黎鹤渊感受着肩膀上的重量,嘴角微微勾起,这个人,给了他唯一的温暖,就算是死神,也别想从他身边把人抢走。
他绝不允许!!!
黎舒并不知道自己在男主心中有着怎样的地位,要是知道,他不会选择那么草率的脱离方式,以至于直接导致任务失败。
过年那天,黎舒给家里所有佣人都放了假,三个人的房子倒也不觉得冷清。黎舒本来是想给克劳斯也放个假的,克劳斯主动提出要留下,除开某些必要时候,他是一直跟在黎舒身边的,打点他的生活琐事,他早已将黎舒身边当做真正的家了。
见他坚持,黎舒干脆答应下来。
虽然比黎鹤渊最初设想中多了一个人,不过克劳斯一直跟他们在一起,黎鹤渊已经习惯了他的存在,三个人一起过年,必去老宅好太多了。
三个人,他们没在外面订餐,克劳斯本来就专门学过厨艺,黎鹤渊这段时间的学习也初有成效,提出要让黎舒尝尝他的手艺。
对这点,黎舒很是惊讶:“小渊什么时候学的?”
黎鹤渊已经穿上了围裙,围裙是粉色,少年颜值高,普通围裙也让他穿出一种不一样的感觉,黎舒倚在门边,看着厨房里两个忙碌的男人,轻声笑了笑。
“前段时间和王妈学的,不知道有没有学好。”黎鹤渊低头处理手上的食材,余光看着门边的男人,心里有种淡淡的满足感。
难怪这段时间经常看到黎鹤渊往王妈身边凑,原来是想跟人学习做饭,“小渊学习做饭,是想做给未来喜欢的人吃吗?”
久远的记忆被挑起,黎舒想起,曾经有个男人为了他笨拙的学习做菜,摇了摇头,将这段回忆重新埋到记忆深处。
黎鹤渊被黎舒问的一愣,给喜欢的人吃吗,他学做饭时并没有想这么多,只是看黎舒胃口不好吃不下东西有些难受,想要亲手为这人做点什么。
他沉默的时间有点长,黎舒当他是默认了,瞬间失了兴致,正准备回沙发继续窝着,身后传来少年清冽的声音。
“我没想那么多,只是想,要是先生能喜欢我做的菜而多吃点,就好了。

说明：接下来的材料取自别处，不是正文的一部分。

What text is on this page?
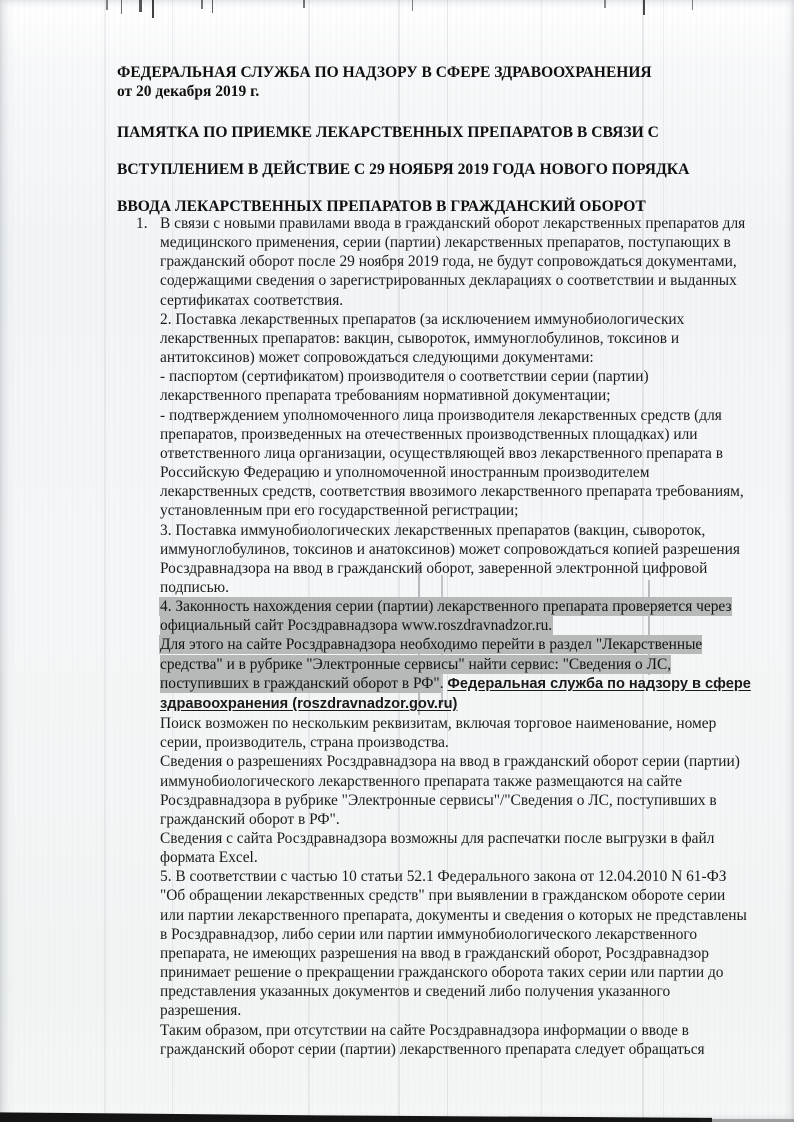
ФЕДЕРАЛЬНАЯ СЛУЖБА ПО НАДЗОРУ В СФЕРЕ ЗДРАВООХРАНЕНИЯ
от 20 декабря 2019 г.
ПАМЯТКА ПО ПРИЕМКЕ ЛЕКАРСТВЕННЫХ ПРЕПАРАТОВ В СВЯЗИ С
ВСТУПЛЕНИЕМ В ДЕЙСТВИЕ С 29 НОЯБРЯ 2019 ГОДА НОВОГО ПОРЯДКА
ВВОДА ЛЕКАРСТВЕННЫХ ПРЕПАРАТОВ В ГРАЖДАНСКИЙ ОБОРОТ

1. В связи с новыми правилами ввода в гражданский оборот лекарственных препаратов для медицинского применения, серии (партии) лекарственных препаратов, поступающих в гражданский оборот после 29 ноября 2019 года, не будут сопровождаться документами, содержащими сведения о зарегистрированных декларациях о соответствии и выданных сертификатах соответствия.

2. Поставка лекарственных препаратов (за исключением иммунобиологических лекарственных препаратов: вакцин, сывороток, иммуноглобулинов, токсинов и антитоксинов) может сопровождаться следующими документами:

- паспортом (сертификатом) производителя о соответствии серии (партии) лекарственного препарата требованиям нормативной документации;

- подтверждением уполномоченного лица производителя лекарственных средств (для препаратов, произведенных на отечественных производственных площадках) или ответственного лица организации, осуществляющей ввоз лекарственного препарата в Российскую Федерацию и уполномоченной иностранным производителем лекарственных средств, соответствия ввозимого лекарственного препарата требованиям, установленным при его государственной регистрации;

3. Поставка иммунобиологических лекарственных препаратов (вакцин, сывороток, иммуноглобулинов, токсинов и анатоксинов) может сопровождаться копией разрешения Росздравнадзора на ввод в гражданский оборот, заверенной электронной цифровой подписью.

4. Законность нахождения серии (партии) лекарственного препарата проверяется через официальный сайт Росздравнадзора www.roszdravnadzor.ru.

Для этого на сайте Росздравнадзора необходимо перейти в раздел "Лекарственные средства" и в рубрике "Электронные сервисы" найти сервис: "Сведения о ЛС, поступивших в гражданский оборот в РФ". Федеральная служба по надзору в сфере здравоохранения (roszdravnadzor.gov.ru)

Поиск возможен по нескольким реквизитам, включая торговое наименование, номер серии, производитель, страна производства.

Сведения о разрешениях Росздравнадзора на ввод в гражданский оборот серии (партии) иммунобиологического лекарственного препарата также размещаются на сайте Росздравнадзора в рубрике "Электронные сервисы"/"Сведения о ЛС, поступивших в гражданский оборот в РФ".

Сведения с сайта Росздравнадзора возможны для распечатки после выгрузки в файл формата Excel.

5. В соответствии с частью 10 статьи 52.1 Федерального закона от 12.04.2010 N 61-ФЗ "Об обращении лекарственных средств" при выявлении в гражданском обороте серии или партии лекарственного препарата, документы и сведения о которых не представлены в Росздравнадзор, либо серии или партии иммунобиологического лекарственного препарата, не имеющих разрешения на ввод в гражданский оборот, Росздравнадзор принимает решение о прекращении гражданского оборота таких серии или партии до представления указанных документов и сведений либо получения указанного разрешения.

Таким образом, при отсутствии на сайте Росздравнадзора информации о вводе в гражданский оборот серии (партии) лекарственного препарата следует обращаться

”他是真的这么想的,看着黎舒一天比一天吃的少,人也越来越瘦,黎鹤渊的心仿佛被一双大手揪着,一阵一阵的疼。
黎舒停下离开的脚步,他看着那个手下忙碌不停的少年,眸色不定,半晌,才幽幽开口:“你有这份心,我很开心。”
这声音低沉酥麻,黎鹤渊耳朵根悄悄红了。
虽然只是三个人吃,菜色却很丰富,摆上餐桌,香气四溢,轻易就能勾起人的食欲。
许是气氛好,这段时间一直没有食欲的黎舒难得胃口大开,比平时多吃了半碗饭,菜也比平时多吃了不少。

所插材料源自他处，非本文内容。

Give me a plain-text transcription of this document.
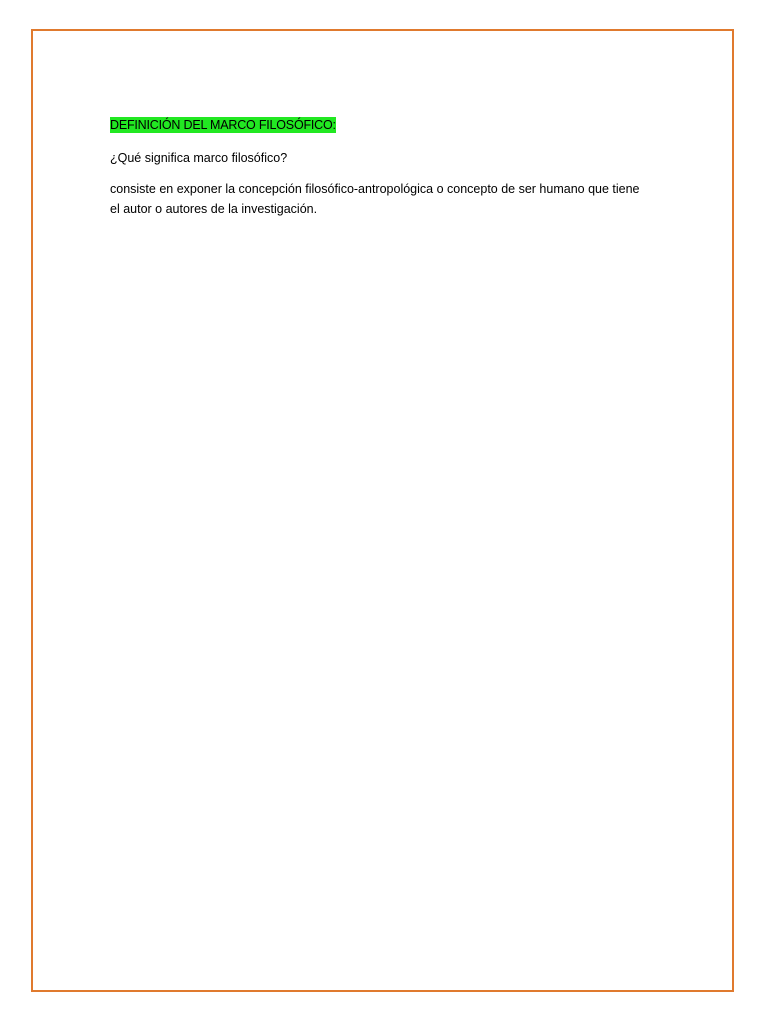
DEFINICIÓN DEL MARCO FILOSÓFICO:

¿Qué significa marco filosófico?

consiste en exponer la concepción filosófico-antropológica o concepto de ser humano que tiene el autor o autores de la investigación.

黎鹤渊做菜的手法还很生嫩,他会的菜色也不多,恰恰每样都是黎舒喜欢吃的,而且这几道菜总给他一种很熟悉的感觉,黎舒没忍住,多夹了几筷子。
见先生喜欢做的菜,黎鹤渊眼中是藏不住的笑意。
黎鹤渊一直很担心黎舒的身体,好在实验室新研究出的药物起了作用,黎舒的身体一天比一天好转,开春之后,那些不好的症状逐一消失,除了太瘦了一点,似乎已经回到了以前健康的时候。

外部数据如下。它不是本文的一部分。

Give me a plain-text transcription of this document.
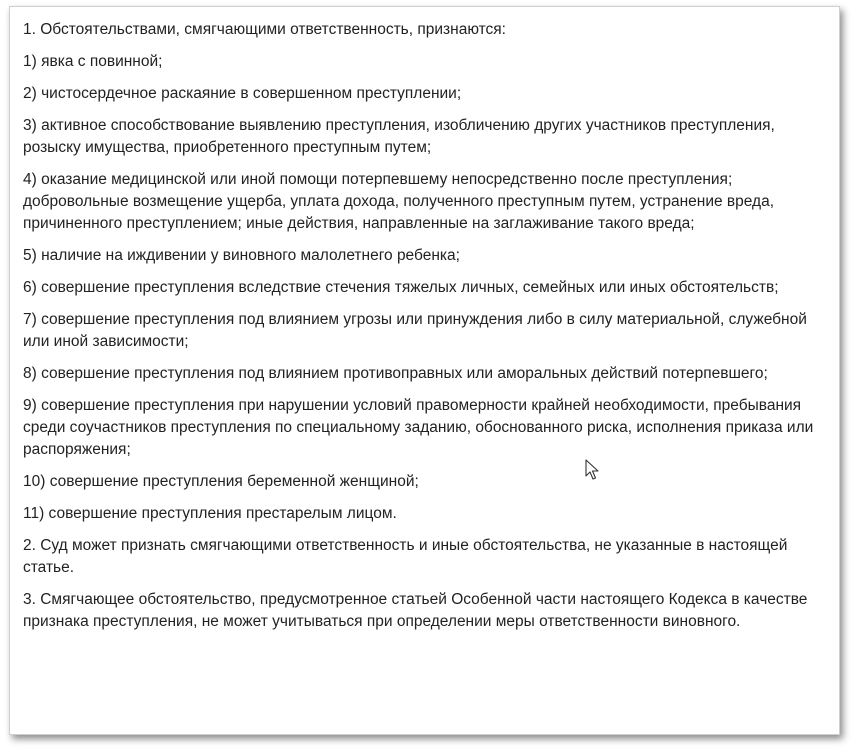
1. Обстоятельствами, смягчающими ответственность, признаются:

1) явка с повинной;

2) чистосердечное раскаяние в совершенном преступлении;

3) активное способствование выявлению преступления, изобличению других участников преступления, розыску имущества, приобретенного преступным путем;

4) оказание медицинской или иной помощи потерпевшему непосредственно после преступления; добровольные возмещение ущерба, уплата дохода, полученного преступным путем, устранение вреда, причиненного преступлением; иные действия, направленные на заглаживание такого вреда;

5) наличие на иждивении у виновного малолетнего ребенка;

6) совершение преступления вследствие стечения тяжелых личных, семейных или иных обстоятельств;

7) совершение преступления под влиянием угрозы или принуждения либо в силу материальной, служебной или иной зависимости;

8) совершение преступления под влиянием противоправных или аморальных действий потерпевшего;

9) совершение преступления при нарушении условий правомерности крайней необходимости, пребывания среди соучастников преступления по специальному заданию, обоснованного риска, исполнения приказа или распоряжения;

10) совершение преступления беременной женщиной;

11) совершение преступления престарелым лицом.

2. Суд может признать смягчающими ответственность и иные обстоятельства, не указанные в настоящей статье.

3. Смягчающее обстоятельство, предусмотренное статьей Особенной части настоящего Кодекса в качестве признака преступления, не может учитываться при определении меры ответственности виновного.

本以为先生该回公司了,黎鹤渊还情绪低落了一下,没想到几天过去,先生依旧没有要去公司的打算,他一方面有种隐秘的惊喜,一方面又觉得自己这种心思很不应该,可他无法欺骗自己,他确实很喜欢一回去,先生就在家里等着他的感觉。
新的一年,黎舒任然没在公司露面,有些人压不住心里的小九九了,他们原先的安分本就是在黎舒的威压下不得已而为之,现在那座压在头顶的大山没了,什么牛鬼蛇神都出来了。
公司里的派系之争前所未有的激烈,黎家人一个个都打着自己的小算盘,有些心思浮躁的,恨不能这个时候蹦出天际去。
闹的多是黎家人,“临世”是黎家的家族企业,黎家人在里面或多或少都占着股份,这些人或许没什么能力,只因为出身在黎家,起点就比那些需要辛苦奋斗的人高。偏他们自视甚高,受惯了吹捧,真以为自己能力卓群,在这种时候,翻腾的浪花比谁都大。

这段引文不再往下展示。